I get what you're saying, and there's obviously some validity to it. Miguel Cabrera has some clear selfishness that impacts his decisions. But I'm a stats guy, and the stats say to be a little more forgiving.

He had a bad weekend, but without all the hullabaloo, so did Manny Ramirez, Ian Kinsler, Carlos Lee, and Carlos Beltran. And there can be no doubting that Cabrera was a big part of the reason the Tigers were in the mix to begin with. His season stat line was very solid (.324, 34 HR, 103 RBI), not to mention that he's played in 160 games in both of his seasons in Detroit. So if he doesn't care or isn't trying, he's doing a poor job of proving it on the field.

I do think you're right about some of the terminology that gets used to describe athletes, though. It's not "courageous" to play with a bad back or a ligament strain; it's stupid. Though, to be fair, most athletes have more willpower than I do; put an eclair in front of me and see how long I can resist it.

Not long. :)

Sexy Rexy 11:12 AM, October 09, 2009  

Really funny and true post

However, I don't know how much Braylon really wanted to get out of Cleveland. Now I don't admit to knowing a whole lot- or anything- about what happens with Browns football, but did Edwards just want to get out? Bill Simmons had a funny take where maybe Edwards owed LeBron money or maybe Edwards slept with a gf in Bron's entourage? I don't know.

It seems the Browns wanted to trade Edwards from the get go. I'm sure him punching someone doesn't help anything, but I think he would have been traded with or without the fight- Browns got some awesome draft picks out of this deal

I think sometimes, with regards to your Randy Moss sidenote, that players just don't want to play for a certain team. Corey Dillon was fine hen he went to NE, but was named a "problem child" just because he didn't like Cincy (don't blame him). Ochocinco has never been a problem until the team starting losing and he was also unhappy. Moss was great in Minn and NE which shows me that he was forced to be in Oakland and they only way to get out was playing like shit (again don't blame him, Richard Seymour- take some notes!)

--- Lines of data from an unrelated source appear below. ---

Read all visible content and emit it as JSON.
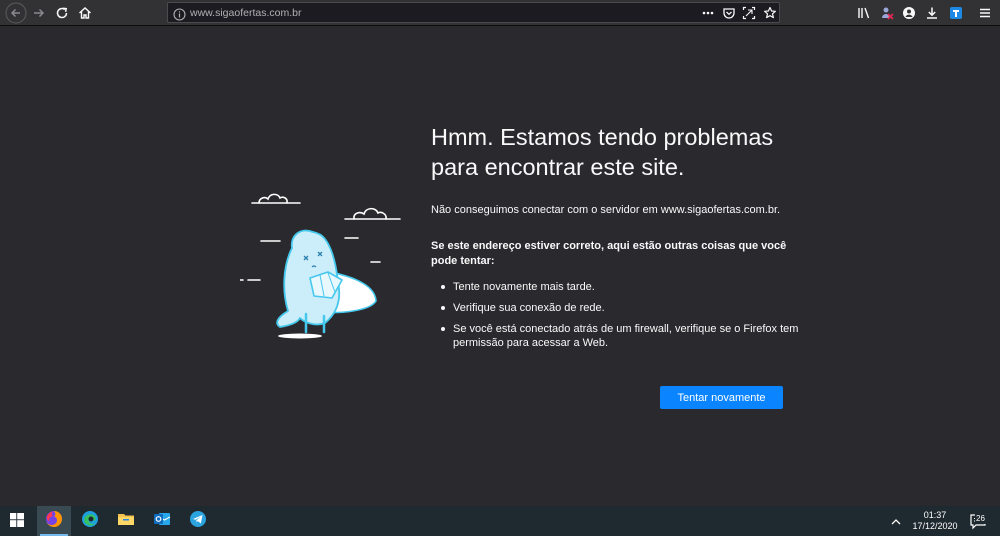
{
  "browser": {
    "url": "www.sigaofertas.com.br",
    "accent": "#0a84ff"
  },
  "error": {
    "title": "Hmm. Estamos tendo problemas para encontrar este site.",
    "description": "Não conseguimos conectar com o servidor em www.sigaofertas.com.br.",
    "suggestions_title": "Se este endereço estiver correto, aqui estão outras coisas que você pode tentar:",
    "suggestions": [
      "Tente novamente mais tarde.",
      "Verifique sua conexão de rede.",
      "Se você está conectado atrás de um firewall, verifique se o Firefox tem permissão para acessar a Web."
    ],
    "retry_label": "Tentar novamente"
  },
  "taskbar": {
    "time": "01:37",
    "date": "17/12/2020",
    "notification_count": "26",
    "apps": [
      "windows-start-icon",
      "firefox-icon",
      "edge-icon",
      "file-explorer-icon",
      "outlook-icon",
      "telegram-icon"
    ]
  }
}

I think it's a shame that athletes feel they're better than everyone else and they feel they can punch someone in an nightclub and think it's OK or drive drunk and kill a man. Which goes your your humourous first paragraph, but I'm going to wait and see how Braylon does in Ny before I label him a "problem" like T.O. I personally think Edwards is not that good and if you can get value for him, which i think the Browns did, then why not part with. I feel if Edwards behaved like Marvin Harrison (pre 2008), the same reuslt (the trade0 would still happen

sorry for the long comment, but overall, good stuff!

Anonymous 11:31 AM, October 09, 2009  

Both Edwards and Cabrera have had issues ever since coming into their sports. Dan is right on here.

Xander Diaz 8:09 AM, October 10, 2009  

Great post Dan. You make some interesting points. Thanks.

New York Football Jets Blog 5:53 PM, October 10, 2009  

I say generally speaking you have a valid point, but the issue with athletes is that their lives are under a complete microscope. I don't condone punching someone, but without all the facts about that night it is too early to jump to conclusions. Except that is what sells, remember the whole Shawne Merriman situation, sounded like it was lights out for his career during the first 24 hours and then it was shown he was acting responsibly.

Braylon Edwards may be all the New York Football Jets need to be a true contender this year, brilliant trade.